As elective surgery has been cancelled on a scale never before seen in modern history, the collateral damage to health and wellbeing, maintenance of function, and risk of shortened lifespan is present for patients in countries of all income designation, poor and marginalized will be affected most severely. In a situation where resources are scarce, one should not treat or prioritize on a first-come, first-served principle [34]. With a long-lasting lockdown and social distancing in effect, there will be millions of operations cancelled, postponed or simply not done at all over the times to come. Surgery is already recognized as a scarce resource in much of the world [35-36]. with a global challenge to provide safe surgery and anesthesia as a recognized area of priority [37,38].
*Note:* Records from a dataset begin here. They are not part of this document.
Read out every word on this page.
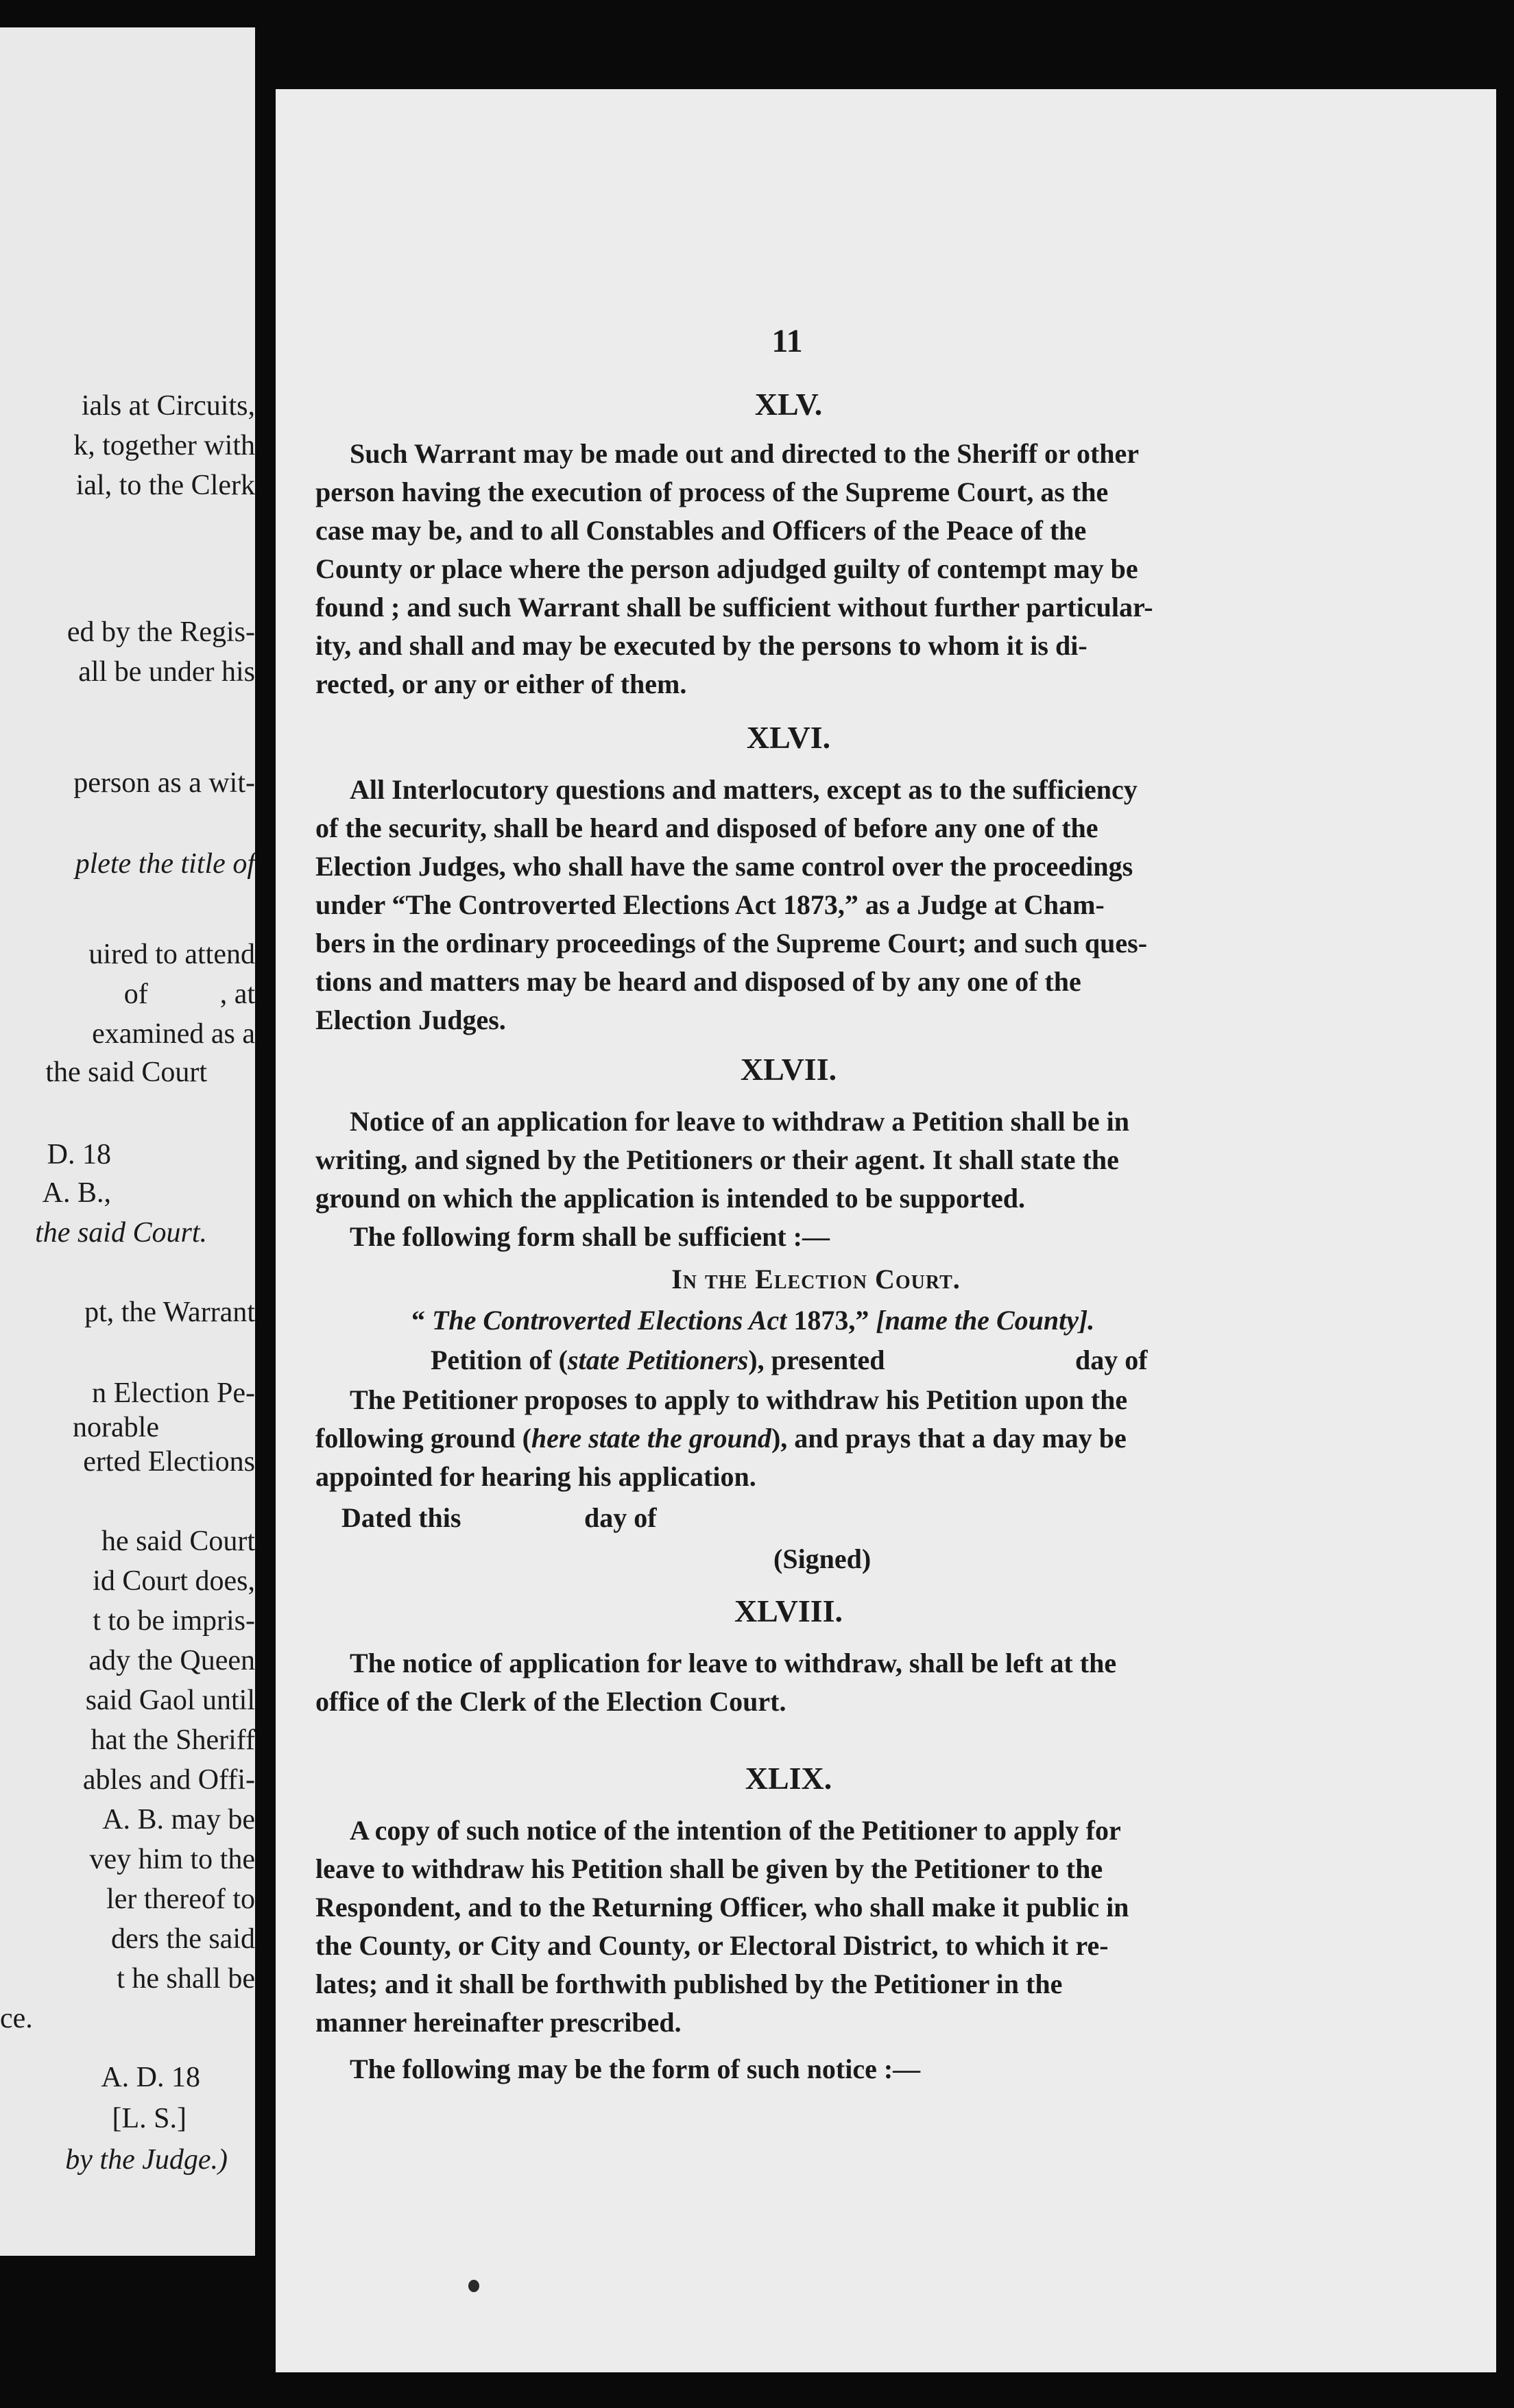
ials at Circuits,
k, together with
ial, to the Clerk
ed by the Regis-
all be under his
person as a wit-
plete the title of
uired to attend
of          , at
examined as a
the said Court
D. 18
A. B.,
the said Court.
pt, the Warrant
n Election Pe-
norable
erted Elections
he said Court
id Court does,
t to be impris-
ady the Queen
said Gaol until
hat the Sheriff
ables and Offi-
A. B. may be
vey him to the
ler thereof to
ders the said
t he shall be
ce.
A. D. 18
[L. S.]
by the Judge.)
11
XLV.
Such Warrant may be made out and directed to the Sheriff or other
person having the execution of process of the Supreme Court, as the
case may be, and to all Constables and Officers of the Peace of the
County or place where the person adjudged guilty of contempt may be
found ; and such Warrant shall be sufficient without further particular-
ity, and shall and may be executed by the persons to whom it is di-
rected, or any or either of them.
XLVI.
All Interlocutory questions and matters, except as to the sufficiency
of the security, shall be heard and disposed of before any one of the
Election Judges, who shall have the same control over the proceedings
under “The Controverted Elections Act 1873,” as a Judge at Cham-
bers in the ordinary proceedings of the Supreme Court; and such ques-
tions and matters may be heard and disposed of by any one of the
Election Judges.
XLVII.
Notice of an application for leave to withdraw a Petition shall be in
writing, and signed by the Petitioners or their agent. It shall state the
ground on which the application is intended to be supported.
The following form shall be sufficient :—
In the Election Court.
“ The Controverted Elections Act 1873,” [name the County].
Petition of (state Petitioners), presented	day of
The Petitioner proposes to apply to withdraw his Petition upon the
following ground (here state the ground), and prays that a day may be
appointed for hearing his application.
Dated this	day of
(Signed)
XLVIII.
The notice of application for leave to withdraw, shall be left at the
office of the Clerk of the Election Court.
XLIX.
A copy of such notice of the intention of the Petitioner to apply for
leave to withdraw his Petition shall be given by the Petitioner to the
Respondent, and to the Returning Officer, who shall make it public in
the County, or City and County, or Electoral District, to which it re-
lates; and it shall be forthwith published by the Petitioner in the
manner hereinafter prescribed.
The following may be the form of such notice :—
A strong advocacy agenda is needed that includes investigation, planning research and communication for surgical services for future pandemics. Surgical delivery before, during and after a pandemic, owing to its cross-cutting nature and synergistic effects on health systems at large needs to be addressed into the WHO agenda for national health and planning. In this pandemic situation mindful utilization of financial and human resources is very important. Judicious utilization of resources and manpower is of utmost importance in healthcare. It is important to ensure the ability of surgeons, so we need to change the policies in the country like construct surgical systems in terms of infrastructure, workforce, care delivery, information management, financing and governance so that we can combat the damage caused by this pandemic. To inform COVID-19 surgical plans and address patients’ concerns effectively, there is an urgent need for high-quality multi center research. Data on the effects of surgical cancellation on patients’ complete well-being, including emotional and physical health, are much required. In addition, the effect of the stacking up of operations and the fallout of the pandemic will need to be analyzed. Guidance is urgently needed on how to deliver surgical services safely and effectively in the face of pressures placed by the COVID-19 pandemic [17-19].

Conclusion

Surgical services need a contingency plan for maintaining surgical care in an ongoing or post pandemic phase. The current situation is unparalleled in history of modern medicine, and so no readily available information exists to compare or extrapolate the effect of disruption of surgical services and operations on public health during the global pandemic. To mount an effective response to the COVID-19 pandemic, hospitals should prepare detailed context-specific pandemic preparedness protocols and teams for surgical services and key domains for the same includes prepare a pandemic response plan for surgical services ,ensure staff are trained to deliver surgery safely during pandemic, hospital response to COVID-19,agree a team-based approach for running emergency services .Important areas for future research may include finding the impact of COVID-19 infection on postoperative outcomes, identifying risk stratification strategies, and determining whether prophylaxis using drugs for COVID (example HCQ) reduces rates of hospital-acquired COVID-19 infection. There is also a need to determine whether COVID-19 is present in abdominal fluids (urine, bile and peritoneal fluid) or aerosols created during introduction of pneumoperitoneum, in order to inform recommendations around the benefits and risks of open and laparoscopic surgery during the COVID-19 pandemic.